Research conducted by Age UK found that over 50s who are healthy, active, sociable and highly educated are at a higher risk of harmful drinking than our less well-off peers.
Those who described themselves as being in good health and having a higher education were also more likely to report drinking at a level experts consider dangerous.
Professor Jose Iparraguirre, author of the research, says: “Our findings suggest that harmful drinking in later life is more prevalent among people who exhibit a lifestyle associated with affluence and with a ‘successful’ ageing process.

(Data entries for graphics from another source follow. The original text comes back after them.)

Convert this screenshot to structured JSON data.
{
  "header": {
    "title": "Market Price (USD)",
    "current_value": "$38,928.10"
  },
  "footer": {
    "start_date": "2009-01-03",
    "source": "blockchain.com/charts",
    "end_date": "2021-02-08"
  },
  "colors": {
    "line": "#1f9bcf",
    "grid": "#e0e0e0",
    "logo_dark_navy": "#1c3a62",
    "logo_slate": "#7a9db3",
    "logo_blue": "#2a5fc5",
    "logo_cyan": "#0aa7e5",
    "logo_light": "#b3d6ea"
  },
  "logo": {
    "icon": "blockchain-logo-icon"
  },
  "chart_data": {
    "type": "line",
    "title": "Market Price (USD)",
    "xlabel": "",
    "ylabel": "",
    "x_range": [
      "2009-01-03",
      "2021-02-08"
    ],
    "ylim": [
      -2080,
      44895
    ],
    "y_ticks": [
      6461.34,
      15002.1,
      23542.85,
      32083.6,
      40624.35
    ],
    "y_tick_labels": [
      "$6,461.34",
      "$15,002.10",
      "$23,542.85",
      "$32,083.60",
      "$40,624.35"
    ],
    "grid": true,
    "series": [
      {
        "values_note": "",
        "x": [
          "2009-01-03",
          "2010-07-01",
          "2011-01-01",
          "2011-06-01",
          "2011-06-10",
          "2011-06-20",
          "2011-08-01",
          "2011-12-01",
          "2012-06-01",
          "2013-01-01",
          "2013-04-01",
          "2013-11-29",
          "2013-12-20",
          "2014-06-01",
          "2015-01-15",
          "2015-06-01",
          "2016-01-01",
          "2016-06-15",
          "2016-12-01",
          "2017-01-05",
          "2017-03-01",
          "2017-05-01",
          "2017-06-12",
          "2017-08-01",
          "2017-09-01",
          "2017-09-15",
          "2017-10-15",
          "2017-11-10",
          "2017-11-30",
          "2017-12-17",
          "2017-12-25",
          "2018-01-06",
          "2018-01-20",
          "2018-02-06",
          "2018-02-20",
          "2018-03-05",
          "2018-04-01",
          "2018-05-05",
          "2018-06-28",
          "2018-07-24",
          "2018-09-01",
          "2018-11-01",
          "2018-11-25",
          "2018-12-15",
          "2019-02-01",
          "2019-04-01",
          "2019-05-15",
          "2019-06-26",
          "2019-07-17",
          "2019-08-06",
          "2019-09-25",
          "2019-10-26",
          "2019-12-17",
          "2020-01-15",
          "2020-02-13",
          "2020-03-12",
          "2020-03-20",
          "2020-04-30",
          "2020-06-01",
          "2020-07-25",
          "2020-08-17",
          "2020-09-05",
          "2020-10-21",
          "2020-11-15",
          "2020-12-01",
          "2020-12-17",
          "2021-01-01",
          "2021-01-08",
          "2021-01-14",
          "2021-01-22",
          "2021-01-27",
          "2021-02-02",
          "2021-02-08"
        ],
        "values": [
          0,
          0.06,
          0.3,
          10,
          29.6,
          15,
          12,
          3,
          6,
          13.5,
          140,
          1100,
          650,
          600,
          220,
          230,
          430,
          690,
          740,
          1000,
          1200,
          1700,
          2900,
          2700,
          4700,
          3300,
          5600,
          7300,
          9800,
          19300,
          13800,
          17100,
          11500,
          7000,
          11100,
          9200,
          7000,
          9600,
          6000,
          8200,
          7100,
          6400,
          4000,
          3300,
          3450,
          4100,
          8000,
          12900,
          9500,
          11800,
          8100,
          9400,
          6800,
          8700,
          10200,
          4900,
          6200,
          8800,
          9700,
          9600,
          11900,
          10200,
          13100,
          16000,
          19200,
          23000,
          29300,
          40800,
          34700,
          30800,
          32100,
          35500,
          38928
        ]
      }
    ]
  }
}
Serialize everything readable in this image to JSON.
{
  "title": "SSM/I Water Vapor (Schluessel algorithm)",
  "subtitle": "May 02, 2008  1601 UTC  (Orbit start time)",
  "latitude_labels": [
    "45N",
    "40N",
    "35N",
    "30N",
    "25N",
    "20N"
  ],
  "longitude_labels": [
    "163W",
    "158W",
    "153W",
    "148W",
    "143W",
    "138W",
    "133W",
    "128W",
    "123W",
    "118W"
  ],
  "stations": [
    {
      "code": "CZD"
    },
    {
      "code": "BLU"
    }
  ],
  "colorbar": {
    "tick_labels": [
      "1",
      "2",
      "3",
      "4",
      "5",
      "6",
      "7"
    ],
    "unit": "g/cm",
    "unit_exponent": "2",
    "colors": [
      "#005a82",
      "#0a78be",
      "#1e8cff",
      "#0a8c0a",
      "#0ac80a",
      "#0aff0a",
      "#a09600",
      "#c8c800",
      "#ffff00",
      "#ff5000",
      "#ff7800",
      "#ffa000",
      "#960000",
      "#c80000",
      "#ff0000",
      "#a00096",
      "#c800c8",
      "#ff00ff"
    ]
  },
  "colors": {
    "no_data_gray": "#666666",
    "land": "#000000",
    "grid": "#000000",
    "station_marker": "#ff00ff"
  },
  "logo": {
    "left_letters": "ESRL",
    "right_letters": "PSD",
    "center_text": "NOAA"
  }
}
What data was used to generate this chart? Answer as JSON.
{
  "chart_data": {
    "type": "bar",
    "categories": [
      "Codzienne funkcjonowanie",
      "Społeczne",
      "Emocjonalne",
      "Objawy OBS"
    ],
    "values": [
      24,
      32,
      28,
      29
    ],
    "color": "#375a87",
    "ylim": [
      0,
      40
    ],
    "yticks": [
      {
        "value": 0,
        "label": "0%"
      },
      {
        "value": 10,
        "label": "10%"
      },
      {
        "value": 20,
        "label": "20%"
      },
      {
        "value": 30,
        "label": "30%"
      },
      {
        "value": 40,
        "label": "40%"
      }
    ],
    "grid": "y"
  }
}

“Because this group is typically healthier than other parts of the older population, they might not realise that what they are doing is putting their health in danger,” he said.
Rosanna O’Connor, director of Alcohol Drugs and Tobacco at Public Health England, said: “Around one in five adults regularly drinks at levels that can damage their health, leading to serious, but preventable, conditions such as stroke, some cancers, depression and liver disease. Many are unaware of the harm caused, especially from drinking frequently throughout the week.”
In the UK, the Royal College of Psychiatrists has previously said that there should be a separate recommended safe drinking limit for over-65s of 1.5 units of alcohol a day.
Here in Australia, the recommendation is to drink no more than two standard drinks on any day reduces your risk of harm from alcohol-related disease or injury.
The study authors have recommended age-specific warnings for we older and otherwise healthier drinkers.
How much do you think is a safe amount to drink? Do you curb your drinking for health reasons?